Быстро пролетела ночь, а рано утром Геннадий и Фаина уже стояли, обнявшись, чуть в стороне от односельчан и тихо разговаривали. Геннадий успокаивал жену, вытирал её слёзы и убеждал, что война продлится недолго, через месяц–два обещал вернуться. Фаина плакала, как и все бабы, верила его словам и обещала ждать. Маленький Иван безмятежно спал в своей красивой кроватке в тёплом родительском доме.

Запряжённые в телеги лошади нетерпеливо перебирали ногами в ожидании мужчин. Они тоже вместе с колхозниками отправлялись на фронт.

Казалось, не затих ещё скрип колёс, что только что скрылся обоз, увозивший односельчан на войну, а в село уже одна за другой пошли похоронки.

В эти страшные дни кто-то спилил на храме замок. Ещё вечером замок был на своём месте, а утром перед распятием Христа, освобождённом от многолетнего слоя пыли, уже горели свечи. Поговаривали, что не иначе, как сам дед Прокоп, дочь которого одной из первых получила с фронта страшное известие, посягнул на охраняемое им же имущество. Эта новость быстро облетела всё село, к вечеру храм наполнился людьми. «Упокой, Господи, душу усопшего раба твоего», – одна за другой повторяли овдовевшие женщины, несчастные матери и осиротевшие дети, поднимая вверх заплаканные глаза.
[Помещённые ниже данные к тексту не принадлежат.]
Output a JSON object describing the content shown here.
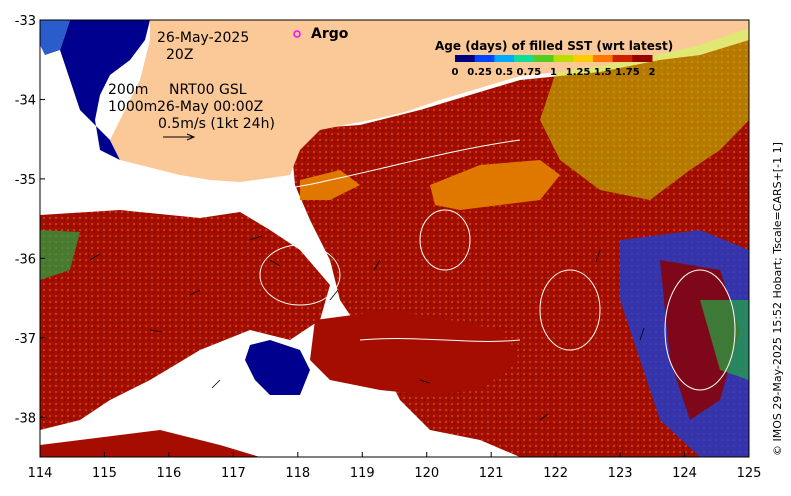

Другие, пока ещё не убитые горем, просили Божьей милости и защиты для своих воинов, всматриваясь в серьёзные, безмолвные лики святых, толпились перед резным иконостасом и обращали свои молитвы Божьей Матери и Георгию Победоносцу, и на душе становилось легче.

Полгода председатель колхоза Пётр Леонидович Двоеглазов одолевал военкома своими просьбами призвать и его на фронт, отказывался от брони – и дождался: его просьбу удовлетворили.

На своём месте он оставил Киру, молодого зоотехника. Он понимал, что для двадцатилетней девушки такое большое хозяйство – почти неподъёмный груз, но выбора не было, она самая грамотная, с твёрдым характером, значит, ей и руководить бабами да подростками. «Держись, дочка, – сказал он на прощанье, – разобьём фашистов и вернёмся с победой, знаю, что ты сильная, справишься. В школу сходи, договорись, чтоб девчата тоже садились на трактора, шитью они потом научатся, стадо береги, с ветеринара спрашивай построже, не то время, чтобы животных под нож пускать. Никаким слухам не верь, сюда фашисты не доберутся, мы им скоро рога обломаем. В «Путь Ильича» отправь триста листов шифера, я обещал; теперь там за председателя Гурина Пелагея, с ней и договоришься, что взять взамен. А вы, бабы, слушайтесь Киру, как меня самого, не смотрите на то, что молодая, поддерживайте и помогайте, она грамотная, знает, что и как надо делать. На вас да на стариков теперь вся надежда, потерпите, ждите да пишите почаще».

До ягодной поляны председателя провожали на войну всем селом. Женщины плакали и наказывали передать их солдатам, если встретит кого там, на войне, что дома всё хорошо, справляются, ждут. Дед Прокоп увёз добровольца в райцентр, а осенью, не прошло и трёх месяцев, на том же месте колхозники уже встречали своего уважаемого председателя с войны. Левый рукав его гимнастёрки был аккуратно заправлен за широкий форменный ремень.

На следующий день, в седьмом часу утра, Пётр Леонидович, как и в довоенное время, сидел в колхозной конторе на своём рабочем месте и давал указания.

Годы войны отложились в памяти односельчан работой с раннего утра до поздней ночи, страхом, постоянным ожиданием вестей с фронта, неизвестностью, взрывами плача то в одной, то в другой избе, опустевшими глазами вдов да серьёзными лицами рано повзрослевших детей. Сама жизнь съёжилась, ссутулилась, притихла, оживить её мог только победный салют.